Image Creation Trivia

  • Most scanned images of historic newspaper pages cannot be relied upon to have physical page dimensions (cm, inches) — both in TIFF images and PDF documents of scans. As such, pixels-per-inch is an imprecise measure. NewspaperWorks assumes that most pages, without any other geometry to work with, are 11.0" wide (Tabloid page size).
  • JP2 images are created by command-line tools of OpenJPEG 2.x (opj_compress, with fallback support to 1.x image_to_j2k command). Most TIFF images are transformed into intermediate/temporary NetPBM pgm/ppm files before encoding to JP2, due to tool input limitations.
  • JP2 creation flow looks like this:

Flow diagram for NewspaperWorks::JP2DerivativeService.create_derivatives

System dependencies for image processing by NewspaperWorks

  • Ubuntu 18.04 ("bionic"), Ubuntu 16.04 ("xenial"), or later:
    • ghostscript
    • poppler-utils
    • tesseract-ocr
    • libopenjp2-tools
    • imagemagick
  • Ubuntu 14.04 (trusty) substitutions:
    • libopenjpeg-tools (1.x, in lieu of libopenjp2-tools 2.x)
    • Note: Ubuntu 14.04 is no longer officially supported or tested by the NewspaperWorks development team.
  • macOS / homebrew:
    • openjpeg
    • imagemagick
    • poppler
    • tesseract

JP2 profiles (for OpenJPEG 2000)

  • NewspaperWorks uses OpenJPEG 2000 tools to encode, instead of kakadu (not open-source), or jasper. This choice is driven in large part because this library is accessible in most major Linux distributions.

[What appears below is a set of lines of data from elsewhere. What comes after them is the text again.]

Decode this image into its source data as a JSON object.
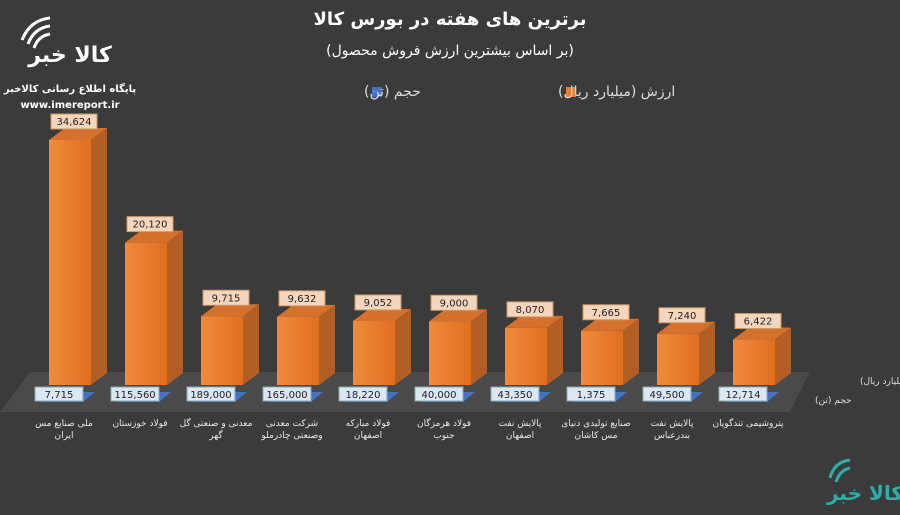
{
  "logo": {
    "name": "کالا خبر",
    "caption": "پایگاه اطلاع رسانی کالاخبر",
    "url": "www.imereport.ir"
  },
  "chart_data": {
    "type": "bar3d",
    "title": "برترین های هفته در بورس کالا",
    "subtitle": "(بر اساس بیشترین ارزش فروش محصول)",
    "categories": [
      "ملی صنایع مس ایران",
      "فولاد خوزستان",
      "معدنی و صنعتی گل گهر",
      "شرکت معدنی وصنعتی چادرملو",
      "فولاد مبارکه اصفهان",
      "فولاد هرمزگان جنوب",
      "پالایش نفت اصفهان",
      "صنایع تولیدی دنیای مس کاشان",
      "پالایش نفت بندرعباس",
      "پتروشیمی تندگویان"
    ],
    "series": [
      {
        "name": "ارزش (میلیارد ریال)",
        "color": "#ed7d31",
        "values": [
          34624,
          20120,
          9715,
          9632,
          9052,
          9000,
          8070,
          7665,
          7240,
          6422
        ],
        "value_labels": [
          "34,624",
          "20,120",
          "9,715",
          "9,632",
          "9,052",
          "9,000",
          "8,070",
          "7,665",
          "7,240",
          "6,422"
        ]
      },
      {
        "name": "حجم (تن)",
        "color": "#4472c4",
        "values": [
          7715,
          115560,
          189000,
          165000,
          18220,
          40000,
          43350,
          1375,
          49500,
          12714
        ],
        "value_labels": [
          "7,715",
          "115,560",
          "189,000",
          "165,000",
          "18,220",
          "40,000",
          "43,350",
          "1,375",
          "49,500",
          "12,714"
        ]
      }
    ]
  }
}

Below are example commands used by OpenJPEG internally by NewspaperWorks. They are included here for reference and/or verification of conformity (e.g. NDNP).

Encoding NDNP Profile Grayscale JP2 with OpenJPEG 2.x opj_compress

opj_compress -i out.pgm -o out_2k.jp2 \
  -d 0,0 -b 64,64 -n 6 -p RLCP -t 1024,1024 -I -M 1 \
  -r 64,53.821,45.249,40,32,26.911,22.630,20,16,14.286,11.364,10,8,6.667,5.556,4.762,4,3.333,2.857,2.500,2,1.667,1.429,1.190,1

Encoding Color JP2 with OpenJPEG opj_compress

opj_compress -i color.ppm -o color_2k.jp2 \
  -d 0,0 -b 64,64 -n 6 -p RPCL -t 1024,1024 -I -M 1 \
  -r 2.4,1.48331273,.91673033,.56657224,.35016049,.21641118,.13374944,.0944,.08266171
  • Examples presume pgm/ppm source file, which NewspaperWorks creates from original TIFF or PDF primary files.
  • image_to_j2k is fallback command (1.x), usually for older OS distributions.